Mi unisco alle voci di molti, con alcune riflessioni maturate negli anni, ora avvalorate dalla visione di Resident Evil:Retribution, quinto capitolo della saga - franchise, derivata dal’omonima serie di videogiochi (‘96, autore Shinji Mikami, produzione Capcom):se il rapporto cinema-fumetti ha assunto nel tempo un certo consolidamento, declinato in varie modalità espressive, dalla minestra riscaldata al menage felicemente fantasioso, la liaison tra la Settima Arte e i videogames appare ancora improntata alla ricerca d’una migliore intesa, volta soprattutto, ad una più compiuta caratterizzazione dal punto di vista contenutistico.
Milla Jovovich
Scritto e diretto da Paul W.S. Anderson (come il primo, 2002, e il quarto, Afterlife, mentre per Apocalypse ed Extinction era stato solo sceneggiatore, affidando la regia, rispettivamente, ad Alexander Witt e Russel Mulcahy), il film riprende le prodi gesta di Alice (Milla Jovovich, brava ma costretta in ruolo sin troppo monodimensionale) dove si erano interrotte nell’ultima puntata, l’attacco aereo della Umbrella Corporation alla nave Arcadia: la nostra eroina è ora prigioniera, ma ne verrà fuori grazie all’aiuto, tra gli altri, di Ada Wong (Li Bingbing, abito rosso con spacco e coscia birichina) e Albert Wesker (Shawn Roberts). Fra realtà alternativa (in cui è moglie e madre felice) e virtuale (le città di Tokyo, New York, Mosca, Suburbia), la novella Alice in Wonderland sbaraglierà armate di zombie, giganti tagliatori di teste, moderni Ciciarampa e tutto ciò che le scaglia contro la terribile Regina Rossa, sino a giungere, dopo capitomboli, sparatorie all’impazzata e botte da orbi, alla fatidica comprensione della realtà, in quel di Washington D.C. …Li Bingbing
In un’evidente fase di stanca della sceneggiatura, con il tratteggio a grana grossa del clima cospirativo sospeso tra tematiche politico- sociali vintage (la Guerra Fredda) e moderne (il potere delle multinazionali nel renderci cloni di noi stessi, adatti ad ogni uso), Anderson mantiene l’abituale nonchalance, spavalda ai limiti dell’arroganza, d’assecondare i ritmi più frenetici e rutilanti, per un intrattenimento soddisfacente a livello essenzialmente visivo: la fantasia al riguardo però latita parecchio, palesando anzi un’impronta derivativa lungi dall’essere propriamente affascinante e coinvolgente, riproponendo stilemi horror e sci- fi degli ultimi trent’anni ( scrivere “citando” sarebbe un ardito complimento), senza alcuna metabolizzazione caratterizzante.

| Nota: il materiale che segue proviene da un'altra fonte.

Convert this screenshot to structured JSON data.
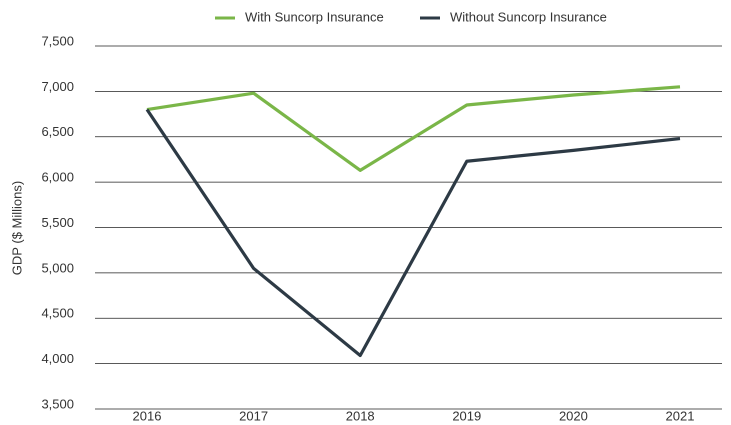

Lo stile registico, coadiuvato poi da un 3d forse funzionale ma non così necessario, appare spesso rozzo e schematico, per quanto abile a “giocare” nelle modalità di ripresa, come l’apertura, slow motion e rewind per riportarci al capitolo precedente, mentre il virtuosismo, lungi dall’autorialità, assume man mano l’acre sapore d’un vezzo fine a se stesso, vedi la trovata, non nuova, d’evidenziare, in un combattimento corpo a corpo, stile radiografia, ossa spezzate e lesioni interne (per quanto mi riguarda, nessun effetto speciale, dopo mezz’ora ero ben consapevole di cosa mi fossi rotto).Viene mantenuta, comunque, in conclusione, la validità della visualizzazione, senza visionarietà, di una società distopica, ammantata in un clima apocalittico, che trova la sua efficacia nel finale, al solito sospeso, dove l’inquietudine è data dall’attesa dell’agognata chiusura, affidata al prossimo capitolo, quello finale, a quanto è dato sapere ( e sperare).